Researcher Ricardo Gonzalez Valenzuela presented findings at the Dutch Dental Science Days (19-20 March 2026) on how artificial intelligence can support caries diagnosis. His work at ACTA's Oral Radiology section reveals both opportunities and risks in deploying AI tools in dental practice.

The gold standard problem in AI training

Gonzalez's central finding is that AI models for caries detection require a gold standard to ensure reliable training data. Currently, histology and micro-CT serve as gold standards, but these methods work only in vitro. To bridge the gap between laboratory and clinical practice, Gonzalez developed hybrid AI models trained on both in-vitro and in-vivo data. Without a clear gold standard for clinical use, he cautions that practitioners must be extremely careful when interpreting AI results.

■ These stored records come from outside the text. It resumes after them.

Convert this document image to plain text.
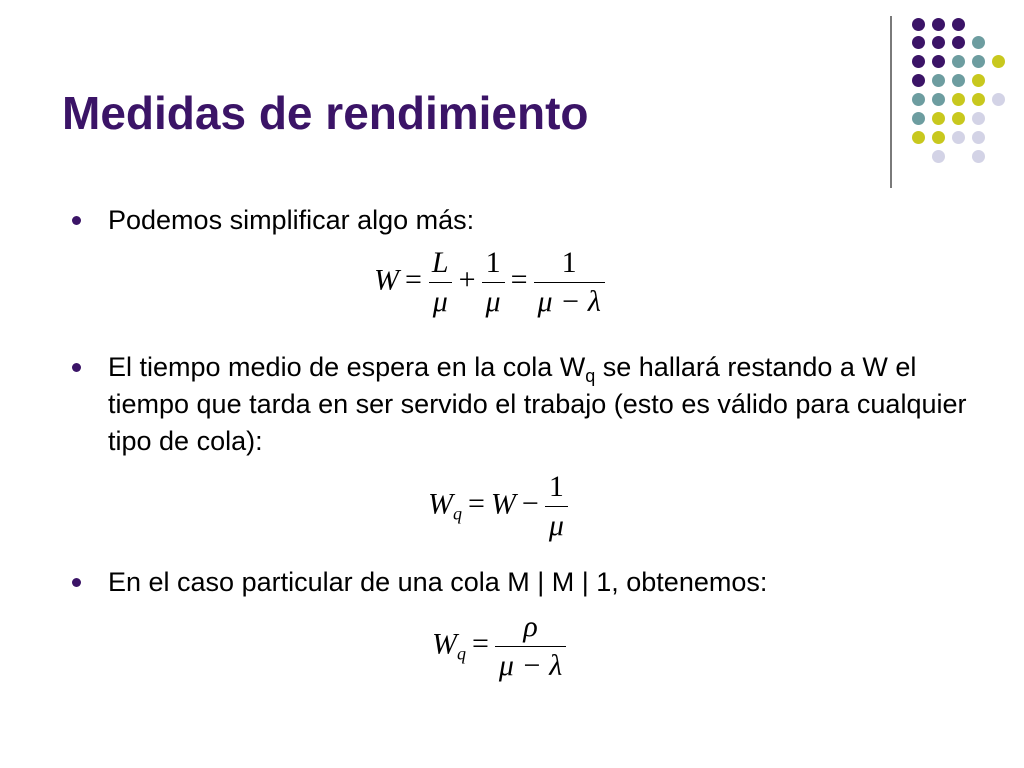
Medidas de rendimiento

Podemos simplificar algo más:

$W = \frac{L}{\mu} + \frac{1}{\mu} = \frac{1}{\mu - \lambda}$

El tiempo medio de espera en la cola $W_q$ se hallará restando a W el tiempo que tarda en ser servido el trabajo (esto es válido para cualquier tipo de cola):

$W_q = W - \frac{1}{\mu}$

En el caso particular de una cola M | M | 1, obtenemos:

$W_q = \frac{\rho}{\mu - \lambda}$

Overconfidence and diagnostic trust

A striking discovery emerged: clinicians using AI report greater confidence in their diagnoses than those working without it, regardless of accuracy. Gonzalez found that practitioners diagnosed lesions as carious with higher confidence when using AI, even when those diagnoses were incorrect, compared to correctly identifying true caries. This overconfidence bias was absent only among experienced dental radiologists. The issue stems from how AI predictions are presented: models sometimes output high uncertainty but display results as categorical answers without confidence measures.

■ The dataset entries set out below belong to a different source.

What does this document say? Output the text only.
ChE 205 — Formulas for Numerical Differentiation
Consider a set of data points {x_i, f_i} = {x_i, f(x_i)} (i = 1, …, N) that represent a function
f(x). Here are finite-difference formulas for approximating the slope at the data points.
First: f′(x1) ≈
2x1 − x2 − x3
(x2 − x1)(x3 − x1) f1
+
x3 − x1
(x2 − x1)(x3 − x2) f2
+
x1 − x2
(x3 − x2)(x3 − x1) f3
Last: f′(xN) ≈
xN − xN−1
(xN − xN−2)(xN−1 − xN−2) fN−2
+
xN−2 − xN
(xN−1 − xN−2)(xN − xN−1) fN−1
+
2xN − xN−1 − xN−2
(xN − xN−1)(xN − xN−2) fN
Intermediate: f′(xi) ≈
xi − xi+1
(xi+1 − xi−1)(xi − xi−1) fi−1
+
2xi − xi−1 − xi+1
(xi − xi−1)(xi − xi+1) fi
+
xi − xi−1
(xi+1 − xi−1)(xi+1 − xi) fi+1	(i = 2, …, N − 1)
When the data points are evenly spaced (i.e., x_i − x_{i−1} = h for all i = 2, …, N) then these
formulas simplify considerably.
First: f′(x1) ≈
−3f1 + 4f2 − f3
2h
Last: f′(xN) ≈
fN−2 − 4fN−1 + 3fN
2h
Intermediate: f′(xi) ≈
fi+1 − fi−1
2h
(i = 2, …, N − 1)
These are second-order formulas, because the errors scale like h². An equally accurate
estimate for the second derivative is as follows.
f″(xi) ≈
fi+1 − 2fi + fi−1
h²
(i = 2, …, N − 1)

Practical recommendations for practitioners

Gonzalez advises dentists implementing AI to verify that developers provide diagnostic profiles and confidence heatmaps alongside predictions. These tools allow practitioners to see the degree of certainty behind each diagnosis and make informed treatment decisions. For future research, Gonzalez plans to generate synthetic data using generative AI, creating controlled caries lesions to test both practitioners and AI systems under standardized conditions.